Bringing acoustics into the preliminary design process to ensure a comprehensive assessment, is one of the major objective of the project. The effect of highly integrated transport aircraft on cabin noise is investigated. In the examinations, a clear focus is put on SynTrac’s mission of a cross-disciplinary, cross-system integration. The sound fields are made accessible in early design phases through appropriate mid-fidelity models of the entire aircraft. For this purpose, a configuration-specific selection of required modelling aspects as well as a design-loop-appropriate numerical solution are investigated. The novel concept require specific reductions of wave-resolving, high-fidelity FE computations.

In the project C04, the development of an efficient, accurate and predictive simulation method, which allows the detailed investigation of the effect of structural nonlinearity sources on cabin noise in future highly integrated aircraft is pursued. The structural transfer paths of vibration and noise in aircraft consist of many components, which are mechanically connected via e.g. rivets and bolts. Such mechanical joints are known to introduce significant vibration-amplitude-dependence of effective stiffness and damping at component interfaces, especially under increased vibratory response ranges of future aircraft designs.
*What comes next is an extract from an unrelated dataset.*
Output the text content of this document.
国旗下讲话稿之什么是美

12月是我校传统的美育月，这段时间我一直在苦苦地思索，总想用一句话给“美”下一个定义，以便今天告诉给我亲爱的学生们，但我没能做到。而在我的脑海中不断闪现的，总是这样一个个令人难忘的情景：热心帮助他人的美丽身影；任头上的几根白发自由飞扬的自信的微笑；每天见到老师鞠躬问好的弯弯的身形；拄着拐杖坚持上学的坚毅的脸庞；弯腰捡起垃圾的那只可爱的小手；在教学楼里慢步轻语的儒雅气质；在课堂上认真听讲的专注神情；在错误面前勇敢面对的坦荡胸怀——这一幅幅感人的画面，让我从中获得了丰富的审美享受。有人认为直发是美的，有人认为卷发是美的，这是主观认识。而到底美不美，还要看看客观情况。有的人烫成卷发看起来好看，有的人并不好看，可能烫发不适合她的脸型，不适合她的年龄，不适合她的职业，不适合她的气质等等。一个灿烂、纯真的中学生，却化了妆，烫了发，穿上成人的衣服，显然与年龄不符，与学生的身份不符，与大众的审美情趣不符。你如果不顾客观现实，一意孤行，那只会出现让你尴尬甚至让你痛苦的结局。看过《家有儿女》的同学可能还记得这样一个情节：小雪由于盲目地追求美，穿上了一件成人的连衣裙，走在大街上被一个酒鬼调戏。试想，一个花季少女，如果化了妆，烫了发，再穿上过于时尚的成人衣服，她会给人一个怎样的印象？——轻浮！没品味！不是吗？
The Harmonic Balance method is capable of providing predictions for such cases but is computationally costly when used for acoustic purposes. To account for these challenges, a computational method combining the Harmonic Balance Method with ideas from Multi-Fidelity modelling is developed that is particularly suitable for predicting acoustic quantities.

Project C05 predicts the acoustic fuselage surface pressure fluctuations, generated by a complex, thrust vectoring propulsor. Configurations with podded and tightly integrated engines will be considered. Furthermore, the acoustic relevance of morphing techniques regarding nozzle and rear fuselage deformation is investigated. These pressure data are coupled via an interface to a structural code to analyse the cabin excitation. To capture all source mechanisms the highly efficient Tam & Auriault source model concept is generalized, to enable accelerations by installation and thrust vectoring, and interaction of the convecting pressure near field with surfaces. This extended approach will be validated by zonal LES simulation.

To benefit from the efficiency gains of an integrated system design – in this case utilizing distributed propulsion – community acceptance of the technology is paramount. Acoustics and noise are an important driver for this. The goal of C06 is thus to allow an accurate prediction of the main parameter dependencies of sound generation and propagation and further on to integrate acoustics into the design optimization loop for the full aircraft.